Grace Williams’ Penillion I found fascinating. As the name implies, Williams was Welsh, and she was partly mentored by co-nationalist Ralph Vaughan Williams (I believe no relation), also being part of a female compositional circle with Imogen Holst (daughter of Gustav). This four-movement tone poem uses folk song-like melodies and touches of modalism, with great atmosphere, free-flowing phrases that escape regular metre, and a lightly-worn awareness of what high modernism had done a generation earlier. If the last movement – all ‘renaissance’ compound time dance rhythms and flirtations with the Dorian mode – was in danger of becoming musically insubstantial, somewhere between Peter Warlock and Hans Zimmer, it at least resolved the yearning of the slower movements and the dangerous-sounding, barely contained chromatic energy of the second. Certainly the piece of the evening I would most like to hear, and play, again (though this may say something about my relationship to the late Romantic and Modern periods, or indeed about how much melody the violas get to play in the third movement).
The odd one out, I felt, of the programme was the two Wiseman movements. I gather from one of the orchestra that the composer was consulted on the choice from among her works, and I wonder if the rest of the programme had not been fixed or was not communicated. Certainly these seemed, in the context of the rest of the music, like an overreaction to the expected abilities of an amateur orchestra and musical understanding of their audience. Everything I would expect from a British royal celebration commission, they were rather like Walton coronation music on a low-fat diet. Is it too much, I wonder, to imply that by this date, being a woman in composition may constitute an advantage (particularly in gaining commissions for the birthday of a queen), whereas Beach, Chaminade, Dalberg and Williams were all very aware of having to be twice as good to be respected half as much (the phenomenon of male condescending surprise at the composer’s sex occurs in the nineteenth-century biographies at least)? Probably so – I should in fairness respect my own theory and discover what Wiseman’s music for less functionally and traditionally constrained purposes is like first.

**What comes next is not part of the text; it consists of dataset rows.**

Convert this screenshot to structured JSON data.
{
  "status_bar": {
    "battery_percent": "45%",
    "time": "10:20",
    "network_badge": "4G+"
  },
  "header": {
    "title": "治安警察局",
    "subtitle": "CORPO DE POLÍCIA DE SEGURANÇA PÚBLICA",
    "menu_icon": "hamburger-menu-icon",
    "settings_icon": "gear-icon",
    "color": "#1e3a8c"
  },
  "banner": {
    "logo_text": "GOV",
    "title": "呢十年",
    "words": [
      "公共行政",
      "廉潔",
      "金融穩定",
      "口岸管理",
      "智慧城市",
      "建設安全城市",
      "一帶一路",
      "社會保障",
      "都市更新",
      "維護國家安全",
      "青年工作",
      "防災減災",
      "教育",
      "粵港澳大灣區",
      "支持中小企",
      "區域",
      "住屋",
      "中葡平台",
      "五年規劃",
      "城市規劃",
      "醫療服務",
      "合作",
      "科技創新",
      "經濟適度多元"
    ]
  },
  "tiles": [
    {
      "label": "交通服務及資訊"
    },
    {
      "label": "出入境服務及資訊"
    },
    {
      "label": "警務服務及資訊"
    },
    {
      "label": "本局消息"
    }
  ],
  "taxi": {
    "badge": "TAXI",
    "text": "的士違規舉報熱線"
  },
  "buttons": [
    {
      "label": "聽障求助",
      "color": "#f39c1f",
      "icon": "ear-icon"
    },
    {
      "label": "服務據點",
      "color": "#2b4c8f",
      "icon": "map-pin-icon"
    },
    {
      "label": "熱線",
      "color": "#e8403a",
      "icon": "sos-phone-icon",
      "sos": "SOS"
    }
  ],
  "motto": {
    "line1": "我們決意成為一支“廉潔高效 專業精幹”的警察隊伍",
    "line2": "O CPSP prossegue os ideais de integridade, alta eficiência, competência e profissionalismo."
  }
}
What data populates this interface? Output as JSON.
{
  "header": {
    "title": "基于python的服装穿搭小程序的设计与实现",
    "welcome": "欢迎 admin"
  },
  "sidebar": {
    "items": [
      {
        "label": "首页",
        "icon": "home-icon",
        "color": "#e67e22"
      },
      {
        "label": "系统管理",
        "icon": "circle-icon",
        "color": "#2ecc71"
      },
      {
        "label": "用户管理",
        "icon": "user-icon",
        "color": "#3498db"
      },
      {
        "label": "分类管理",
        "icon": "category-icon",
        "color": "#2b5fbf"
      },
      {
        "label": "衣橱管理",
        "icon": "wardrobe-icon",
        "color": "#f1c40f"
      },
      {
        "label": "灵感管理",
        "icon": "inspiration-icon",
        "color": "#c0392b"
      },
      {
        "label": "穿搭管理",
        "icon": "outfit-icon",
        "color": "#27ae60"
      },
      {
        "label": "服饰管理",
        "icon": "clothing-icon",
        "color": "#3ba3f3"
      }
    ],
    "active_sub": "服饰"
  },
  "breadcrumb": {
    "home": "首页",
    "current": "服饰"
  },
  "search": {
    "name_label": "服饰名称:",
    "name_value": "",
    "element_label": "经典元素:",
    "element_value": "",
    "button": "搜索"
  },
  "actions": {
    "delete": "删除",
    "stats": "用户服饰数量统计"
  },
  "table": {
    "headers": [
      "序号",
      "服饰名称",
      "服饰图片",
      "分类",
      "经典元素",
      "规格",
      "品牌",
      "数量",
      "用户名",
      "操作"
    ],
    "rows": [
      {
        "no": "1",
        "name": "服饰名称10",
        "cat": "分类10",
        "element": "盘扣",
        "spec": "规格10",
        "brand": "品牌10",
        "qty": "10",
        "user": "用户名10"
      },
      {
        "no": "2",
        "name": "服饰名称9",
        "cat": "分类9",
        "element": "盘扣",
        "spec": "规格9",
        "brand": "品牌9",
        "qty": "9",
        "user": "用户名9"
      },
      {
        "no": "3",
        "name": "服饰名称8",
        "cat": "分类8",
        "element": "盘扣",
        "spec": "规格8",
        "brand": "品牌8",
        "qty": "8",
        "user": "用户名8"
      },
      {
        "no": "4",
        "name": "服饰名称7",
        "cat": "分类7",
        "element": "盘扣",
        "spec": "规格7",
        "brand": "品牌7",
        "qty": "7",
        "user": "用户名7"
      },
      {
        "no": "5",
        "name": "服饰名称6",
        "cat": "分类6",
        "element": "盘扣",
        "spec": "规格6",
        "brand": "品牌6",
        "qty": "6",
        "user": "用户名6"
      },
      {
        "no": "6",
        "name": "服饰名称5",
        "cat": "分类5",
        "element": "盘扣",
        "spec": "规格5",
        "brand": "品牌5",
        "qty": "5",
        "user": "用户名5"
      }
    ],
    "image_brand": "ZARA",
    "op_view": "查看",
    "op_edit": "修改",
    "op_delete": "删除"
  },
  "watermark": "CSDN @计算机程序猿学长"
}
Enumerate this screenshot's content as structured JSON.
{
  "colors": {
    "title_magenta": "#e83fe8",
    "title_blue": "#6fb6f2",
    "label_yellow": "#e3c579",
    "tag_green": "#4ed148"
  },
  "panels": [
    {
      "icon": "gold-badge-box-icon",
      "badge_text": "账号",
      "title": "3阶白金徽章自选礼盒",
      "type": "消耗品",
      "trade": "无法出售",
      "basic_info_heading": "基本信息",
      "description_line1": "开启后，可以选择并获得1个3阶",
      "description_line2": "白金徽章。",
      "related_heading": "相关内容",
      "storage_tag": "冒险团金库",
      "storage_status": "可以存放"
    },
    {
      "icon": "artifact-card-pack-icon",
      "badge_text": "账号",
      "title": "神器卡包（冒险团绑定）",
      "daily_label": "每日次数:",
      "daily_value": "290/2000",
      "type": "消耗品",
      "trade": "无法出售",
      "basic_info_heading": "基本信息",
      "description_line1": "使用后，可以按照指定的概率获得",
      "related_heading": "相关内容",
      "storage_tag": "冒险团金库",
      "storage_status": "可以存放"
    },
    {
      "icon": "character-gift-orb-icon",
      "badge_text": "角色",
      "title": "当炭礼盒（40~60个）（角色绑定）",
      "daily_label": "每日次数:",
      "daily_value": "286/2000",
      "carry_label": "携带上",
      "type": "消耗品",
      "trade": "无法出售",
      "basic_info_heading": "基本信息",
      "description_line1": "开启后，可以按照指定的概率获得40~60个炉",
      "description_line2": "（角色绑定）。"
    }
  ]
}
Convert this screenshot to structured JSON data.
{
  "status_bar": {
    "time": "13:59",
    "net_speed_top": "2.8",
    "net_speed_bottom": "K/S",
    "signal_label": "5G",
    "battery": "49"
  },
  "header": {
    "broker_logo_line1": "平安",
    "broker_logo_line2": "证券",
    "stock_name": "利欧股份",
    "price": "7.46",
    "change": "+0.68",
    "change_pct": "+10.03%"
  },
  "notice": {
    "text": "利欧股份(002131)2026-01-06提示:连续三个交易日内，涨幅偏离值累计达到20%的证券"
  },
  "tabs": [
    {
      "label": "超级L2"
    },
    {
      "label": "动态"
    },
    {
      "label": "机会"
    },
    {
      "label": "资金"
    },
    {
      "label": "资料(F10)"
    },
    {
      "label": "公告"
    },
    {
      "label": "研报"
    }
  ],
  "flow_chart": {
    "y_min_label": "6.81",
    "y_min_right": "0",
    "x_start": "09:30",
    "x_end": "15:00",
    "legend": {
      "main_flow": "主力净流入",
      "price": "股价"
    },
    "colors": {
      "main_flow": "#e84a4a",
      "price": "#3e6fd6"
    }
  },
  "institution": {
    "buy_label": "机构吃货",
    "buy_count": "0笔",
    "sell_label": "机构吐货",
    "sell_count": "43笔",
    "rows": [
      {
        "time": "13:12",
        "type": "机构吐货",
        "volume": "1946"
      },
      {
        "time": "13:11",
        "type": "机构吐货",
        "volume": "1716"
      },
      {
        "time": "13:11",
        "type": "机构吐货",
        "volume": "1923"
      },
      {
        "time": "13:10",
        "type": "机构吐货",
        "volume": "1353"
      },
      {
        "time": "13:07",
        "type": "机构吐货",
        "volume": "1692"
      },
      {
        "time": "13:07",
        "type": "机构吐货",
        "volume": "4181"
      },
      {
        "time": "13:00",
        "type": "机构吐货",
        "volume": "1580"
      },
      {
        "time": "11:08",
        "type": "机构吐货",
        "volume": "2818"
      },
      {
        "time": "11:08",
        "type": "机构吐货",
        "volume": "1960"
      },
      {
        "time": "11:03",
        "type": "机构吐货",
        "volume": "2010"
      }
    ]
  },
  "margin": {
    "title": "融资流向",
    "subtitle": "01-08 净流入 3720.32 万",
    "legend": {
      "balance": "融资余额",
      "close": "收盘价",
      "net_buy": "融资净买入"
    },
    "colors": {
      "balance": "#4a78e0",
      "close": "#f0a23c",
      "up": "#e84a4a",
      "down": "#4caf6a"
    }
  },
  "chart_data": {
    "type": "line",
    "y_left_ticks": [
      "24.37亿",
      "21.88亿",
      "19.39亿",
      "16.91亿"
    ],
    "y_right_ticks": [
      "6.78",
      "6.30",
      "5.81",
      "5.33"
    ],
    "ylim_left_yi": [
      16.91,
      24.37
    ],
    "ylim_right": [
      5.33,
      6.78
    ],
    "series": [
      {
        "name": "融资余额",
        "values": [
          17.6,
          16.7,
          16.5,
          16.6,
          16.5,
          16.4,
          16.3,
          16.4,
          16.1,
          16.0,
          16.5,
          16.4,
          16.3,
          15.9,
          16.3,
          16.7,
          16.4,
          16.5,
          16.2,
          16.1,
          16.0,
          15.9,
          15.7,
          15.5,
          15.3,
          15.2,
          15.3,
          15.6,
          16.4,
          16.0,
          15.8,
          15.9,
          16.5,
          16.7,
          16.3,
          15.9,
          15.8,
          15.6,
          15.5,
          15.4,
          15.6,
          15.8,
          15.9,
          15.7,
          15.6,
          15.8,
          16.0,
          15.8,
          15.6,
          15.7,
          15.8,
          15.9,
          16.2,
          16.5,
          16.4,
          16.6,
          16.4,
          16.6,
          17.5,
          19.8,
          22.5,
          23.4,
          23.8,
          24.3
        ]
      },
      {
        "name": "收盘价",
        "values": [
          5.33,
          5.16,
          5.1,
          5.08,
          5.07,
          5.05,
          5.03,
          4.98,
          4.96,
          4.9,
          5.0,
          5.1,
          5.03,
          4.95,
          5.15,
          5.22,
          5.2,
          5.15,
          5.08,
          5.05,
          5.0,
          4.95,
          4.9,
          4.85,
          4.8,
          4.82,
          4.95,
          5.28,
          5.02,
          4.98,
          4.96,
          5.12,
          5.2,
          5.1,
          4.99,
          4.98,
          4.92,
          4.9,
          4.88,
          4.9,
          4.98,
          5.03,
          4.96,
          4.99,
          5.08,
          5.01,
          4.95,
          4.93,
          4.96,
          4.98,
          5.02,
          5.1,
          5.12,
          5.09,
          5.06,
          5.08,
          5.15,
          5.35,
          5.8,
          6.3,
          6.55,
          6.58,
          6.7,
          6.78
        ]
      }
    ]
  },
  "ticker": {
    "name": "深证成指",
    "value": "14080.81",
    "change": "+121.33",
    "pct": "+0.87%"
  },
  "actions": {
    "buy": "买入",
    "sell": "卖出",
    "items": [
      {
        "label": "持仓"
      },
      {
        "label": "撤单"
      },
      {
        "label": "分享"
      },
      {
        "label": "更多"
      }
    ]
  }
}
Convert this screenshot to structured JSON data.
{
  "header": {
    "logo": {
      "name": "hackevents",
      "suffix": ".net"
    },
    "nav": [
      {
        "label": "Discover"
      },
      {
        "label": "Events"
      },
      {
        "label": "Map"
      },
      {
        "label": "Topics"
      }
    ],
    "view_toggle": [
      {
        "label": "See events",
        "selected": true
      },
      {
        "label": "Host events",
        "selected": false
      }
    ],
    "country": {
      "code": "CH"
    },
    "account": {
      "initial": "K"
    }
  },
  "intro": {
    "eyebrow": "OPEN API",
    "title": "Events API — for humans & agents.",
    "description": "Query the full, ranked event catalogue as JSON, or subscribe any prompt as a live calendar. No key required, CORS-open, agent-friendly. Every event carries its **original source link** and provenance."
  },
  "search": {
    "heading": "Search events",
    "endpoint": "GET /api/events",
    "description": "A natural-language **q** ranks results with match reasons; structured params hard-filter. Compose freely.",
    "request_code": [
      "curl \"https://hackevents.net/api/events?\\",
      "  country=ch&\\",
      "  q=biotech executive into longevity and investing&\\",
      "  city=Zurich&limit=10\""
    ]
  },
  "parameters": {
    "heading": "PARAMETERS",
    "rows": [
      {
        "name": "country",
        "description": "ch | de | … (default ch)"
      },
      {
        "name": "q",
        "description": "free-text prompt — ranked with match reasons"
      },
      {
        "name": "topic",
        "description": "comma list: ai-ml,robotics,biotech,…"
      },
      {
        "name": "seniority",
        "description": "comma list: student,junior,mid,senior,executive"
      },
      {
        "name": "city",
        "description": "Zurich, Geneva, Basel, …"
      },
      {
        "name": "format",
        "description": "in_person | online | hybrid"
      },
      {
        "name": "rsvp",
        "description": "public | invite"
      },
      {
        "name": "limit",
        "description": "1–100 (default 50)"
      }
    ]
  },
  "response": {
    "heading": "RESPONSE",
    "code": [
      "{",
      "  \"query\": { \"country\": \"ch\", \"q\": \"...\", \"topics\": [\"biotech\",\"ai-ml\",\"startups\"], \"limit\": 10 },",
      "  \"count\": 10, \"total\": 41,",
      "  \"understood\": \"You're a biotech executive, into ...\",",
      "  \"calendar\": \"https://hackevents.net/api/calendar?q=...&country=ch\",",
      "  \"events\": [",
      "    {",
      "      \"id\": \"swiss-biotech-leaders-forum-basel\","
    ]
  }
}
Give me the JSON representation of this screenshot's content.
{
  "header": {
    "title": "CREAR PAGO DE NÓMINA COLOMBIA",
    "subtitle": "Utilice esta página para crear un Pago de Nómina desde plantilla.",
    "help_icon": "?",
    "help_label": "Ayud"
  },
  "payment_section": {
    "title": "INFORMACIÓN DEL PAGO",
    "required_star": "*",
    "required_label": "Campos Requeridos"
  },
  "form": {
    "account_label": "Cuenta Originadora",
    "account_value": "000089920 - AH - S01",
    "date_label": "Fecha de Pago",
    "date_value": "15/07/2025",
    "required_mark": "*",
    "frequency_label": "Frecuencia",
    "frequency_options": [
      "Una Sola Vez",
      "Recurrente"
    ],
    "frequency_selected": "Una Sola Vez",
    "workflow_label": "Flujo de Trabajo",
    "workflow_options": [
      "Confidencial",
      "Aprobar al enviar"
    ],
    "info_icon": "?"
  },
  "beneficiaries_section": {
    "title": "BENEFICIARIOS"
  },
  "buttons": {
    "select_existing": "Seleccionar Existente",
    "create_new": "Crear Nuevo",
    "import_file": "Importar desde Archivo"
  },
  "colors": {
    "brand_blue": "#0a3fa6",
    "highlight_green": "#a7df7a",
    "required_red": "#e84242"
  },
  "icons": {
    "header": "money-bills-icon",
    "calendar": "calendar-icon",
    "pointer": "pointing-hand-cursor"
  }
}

My main takeaway lesson from this concert would remain that researching previously unknown compositions and composers is effort on performers’ and organisers’ part that would be well rewarded. A nearly full house for this concert illustrates that audiences do not always want to be played ‘something what we know’. And it is a sad but undeniable truth that no woman composer later than Hildegard of Bingen but earlier than about Rebecca Clarke has a solid place in the canon – and neither of those wrote for orchestra. Let us have a little daring. The surface must barely have been scratched of no longer played art music that would be a refreshing change – and the motivation of curiosity might even actually attract more attention than going to hear a programme you could almost certainly replicate out of professional recordings you already own.